1 John 4:19. Let us love Him, because He first loved us. 1 John 4:20. Whoever says, “I love God,” but hates his brother, is a liar: for how can the one love God, whom he does not see, if he does not love his brother, whom he sees? 1 John 4:21. And we have this commandment from Him, that the one who loves God should also love his brother. Having removed the imperfection of love in the form of fear (1 John 4:18), the Apostle proceeds to the conclusion of his discourse about love for God and others in the mutual relations of these two aspects of love, with the indication of the necessity of basing love for others on love for God.

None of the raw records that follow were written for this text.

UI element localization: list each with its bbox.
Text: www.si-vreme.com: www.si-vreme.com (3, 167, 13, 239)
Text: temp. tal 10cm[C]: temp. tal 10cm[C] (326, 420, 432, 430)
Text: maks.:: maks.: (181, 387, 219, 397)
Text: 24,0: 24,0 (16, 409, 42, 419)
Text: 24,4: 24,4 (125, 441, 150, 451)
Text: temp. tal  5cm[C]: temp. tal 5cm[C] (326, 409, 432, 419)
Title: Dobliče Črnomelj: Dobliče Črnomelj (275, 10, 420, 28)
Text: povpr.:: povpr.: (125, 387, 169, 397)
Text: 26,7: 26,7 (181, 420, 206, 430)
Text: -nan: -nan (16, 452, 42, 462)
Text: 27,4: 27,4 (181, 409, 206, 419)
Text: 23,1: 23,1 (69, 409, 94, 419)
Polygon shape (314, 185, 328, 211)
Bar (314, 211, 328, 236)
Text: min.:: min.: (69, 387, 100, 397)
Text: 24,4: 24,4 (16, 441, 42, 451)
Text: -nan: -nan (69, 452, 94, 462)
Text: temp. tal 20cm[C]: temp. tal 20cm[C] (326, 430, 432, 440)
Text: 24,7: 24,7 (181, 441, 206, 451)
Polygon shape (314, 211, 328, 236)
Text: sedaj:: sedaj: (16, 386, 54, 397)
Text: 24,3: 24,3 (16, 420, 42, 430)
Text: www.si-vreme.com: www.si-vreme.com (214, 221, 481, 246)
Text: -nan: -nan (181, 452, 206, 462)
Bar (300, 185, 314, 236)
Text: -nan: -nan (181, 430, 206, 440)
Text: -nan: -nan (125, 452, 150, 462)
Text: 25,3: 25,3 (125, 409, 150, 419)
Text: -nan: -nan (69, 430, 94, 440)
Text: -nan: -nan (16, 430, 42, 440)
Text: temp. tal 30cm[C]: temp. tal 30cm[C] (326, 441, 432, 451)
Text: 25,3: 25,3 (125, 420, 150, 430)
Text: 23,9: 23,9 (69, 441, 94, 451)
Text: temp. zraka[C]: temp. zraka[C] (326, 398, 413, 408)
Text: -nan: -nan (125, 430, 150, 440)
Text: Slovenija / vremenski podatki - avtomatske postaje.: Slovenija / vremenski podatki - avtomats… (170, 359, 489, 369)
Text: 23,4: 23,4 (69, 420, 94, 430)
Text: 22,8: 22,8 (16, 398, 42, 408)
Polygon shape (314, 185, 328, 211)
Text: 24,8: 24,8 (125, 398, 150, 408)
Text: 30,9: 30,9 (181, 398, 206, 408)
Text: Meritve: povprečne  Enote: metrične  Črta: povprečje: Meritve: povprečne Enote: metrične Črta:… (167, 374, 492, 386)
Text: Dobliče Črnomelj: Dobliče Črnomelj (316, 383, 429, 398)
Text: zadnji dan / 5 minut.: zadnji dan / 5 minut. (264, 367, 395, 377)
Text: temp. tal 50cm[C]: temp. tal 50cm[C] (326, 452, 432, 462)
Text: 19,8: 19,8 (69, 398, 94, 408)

The first object of a Christian’s love should be God (verse 19), he who through his love revealed before we knew him, and even when we were hostile to him (1 John 4:9-10), kindled in our soul the flame of true love. But the love of God, if it truly exists, must be reflected in human actions, and chiefly—in his love for others; the lack, and much more the complete absence, of love for others indicates necessarily and the lack of love for God, of love that is only imaginary—so that by love for others may be measured our love for God (verse 20). “Love obviously arises through interaction with one another; interaction presupposes that a person sees his brother and through interaction with him becomes even more attached to him by love, for vision very much draws toward love. If that is so, then whoever makes light of what draws much more toward love does not love the brother whom he saw, how can he be recognized as truthful when he says he loves God whom he did not see, who is neither in interaction with him nor perceived by any sense” (Theophylact). The Apostle concludes his discourse by pointing out that the close, inseparable connection of love for others with love for God constitutes a direct, positive commandment of God (the commandment of God), verse 21.